Hi everyone, I am new to the forums, I am an amateur cake decorator. I am in charge of making my aunt's cake and since it is going to be rich chocolate cake, I am looking for a filling that is vanilla and is light. I keep trying to make French Cream,but, it never works out for me. The last time I made it, it went from whipped...a little bit...to soup. I kept doing over and over, but it kept turning to soup. Buttercreme is just too sweet, so I was thinking of making Cheesecake as the filling....I don't know what to do.
If you use Cheesecake, as a filling, is it the regular Cheesecake recipe or is it a tad different for fillings?
Could be over whipping???? I am only just starting out too. Have you tried a ganache instead of buttercream
For my chocolate cakes I use whipped cream frosting from Joy of Baking recipe.
And I use Swiss Meringue Buttercream to cover. HTH.

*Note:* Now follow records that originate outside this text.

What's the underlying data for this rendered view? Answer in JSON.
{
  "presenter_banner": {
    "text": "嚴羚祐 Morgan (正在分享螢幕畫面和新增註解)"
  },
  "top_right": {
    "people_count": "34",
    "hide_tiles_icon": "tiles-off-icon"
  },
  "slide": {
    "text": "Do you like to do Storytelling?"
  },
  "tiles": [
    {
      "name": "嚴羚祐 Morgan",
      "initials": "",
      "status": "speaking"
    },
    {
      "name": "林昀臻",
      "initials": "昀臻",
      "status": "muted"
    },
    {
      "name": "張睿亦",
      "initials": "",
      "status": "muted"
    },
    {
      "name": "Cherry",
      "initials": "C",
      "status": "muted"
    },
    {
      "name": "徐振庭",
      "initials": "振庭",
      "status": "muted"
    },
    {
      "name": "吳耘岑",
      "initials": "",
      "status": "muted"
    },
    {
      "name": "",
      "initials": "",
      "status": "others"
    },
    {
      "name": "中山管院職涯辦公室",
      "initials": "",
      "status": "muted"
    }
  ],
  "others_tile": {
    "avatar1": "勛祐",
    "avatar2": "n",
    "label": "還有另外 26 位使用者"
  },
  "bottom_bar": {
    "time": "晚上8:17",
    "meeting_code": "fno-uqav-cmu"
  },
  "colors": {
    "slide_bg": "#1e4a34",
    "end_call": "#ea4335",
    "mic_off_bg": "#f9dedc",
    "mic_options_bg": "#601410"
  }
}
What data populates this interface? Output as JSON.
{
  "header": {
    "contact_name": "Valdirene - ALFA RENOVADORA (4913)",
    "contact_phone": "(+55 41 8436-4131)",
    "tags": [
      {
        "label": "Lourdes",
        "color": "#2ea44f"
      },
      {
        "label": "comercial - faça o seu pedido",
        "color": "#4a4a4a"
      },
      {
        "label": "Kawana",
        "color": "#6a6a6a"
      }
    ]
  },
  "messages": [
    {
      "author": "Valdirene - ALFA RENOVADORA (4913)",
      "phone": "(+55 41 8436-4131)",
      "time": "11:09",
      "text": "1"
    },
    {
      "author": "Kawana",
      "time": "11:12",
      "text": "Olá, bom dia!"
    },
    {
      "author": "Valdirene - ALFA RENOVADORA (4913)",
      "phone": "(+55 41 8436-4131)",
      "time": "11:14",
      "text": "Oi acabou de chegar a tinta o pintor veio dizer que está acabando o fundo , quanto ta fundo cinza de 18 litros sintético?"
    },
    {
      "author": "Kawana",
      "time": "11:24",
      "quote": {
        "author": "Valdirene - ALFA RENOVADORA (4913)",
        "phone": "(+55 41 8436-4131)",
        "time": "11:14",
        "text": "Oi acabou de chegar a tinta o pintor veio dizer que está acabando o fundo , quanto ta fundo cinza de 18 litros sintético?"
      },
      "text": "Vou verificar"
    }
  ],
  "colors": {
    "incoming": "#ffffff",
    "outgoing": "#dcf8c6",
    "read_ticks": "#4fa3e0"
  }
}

I just started using a combination of vanilla instant pudding mix made with half the milk mixed with stabilized whipped cream (Dream whip of Bettercreme mixed with a little melted gelatin). I don't have time to write the recipe down right this minute, but if you PM me, I'll be glad to tell you how I did it. Light, durable and not too sweet! Oh, yeah, and easy.
The Joy of baking video was great. I must have been adding the ingredients in the wrong order or something...the French cream just didn't work out, but the whipped cream seems to be exactly what I am looking for .
This is delicious. They call it 'Bavarian Cream' but to me it's more like a whipped mousse filling. I use it all the time: Just use vanilla pudding. I made a pistachio filling last week by using the pistachio pudding.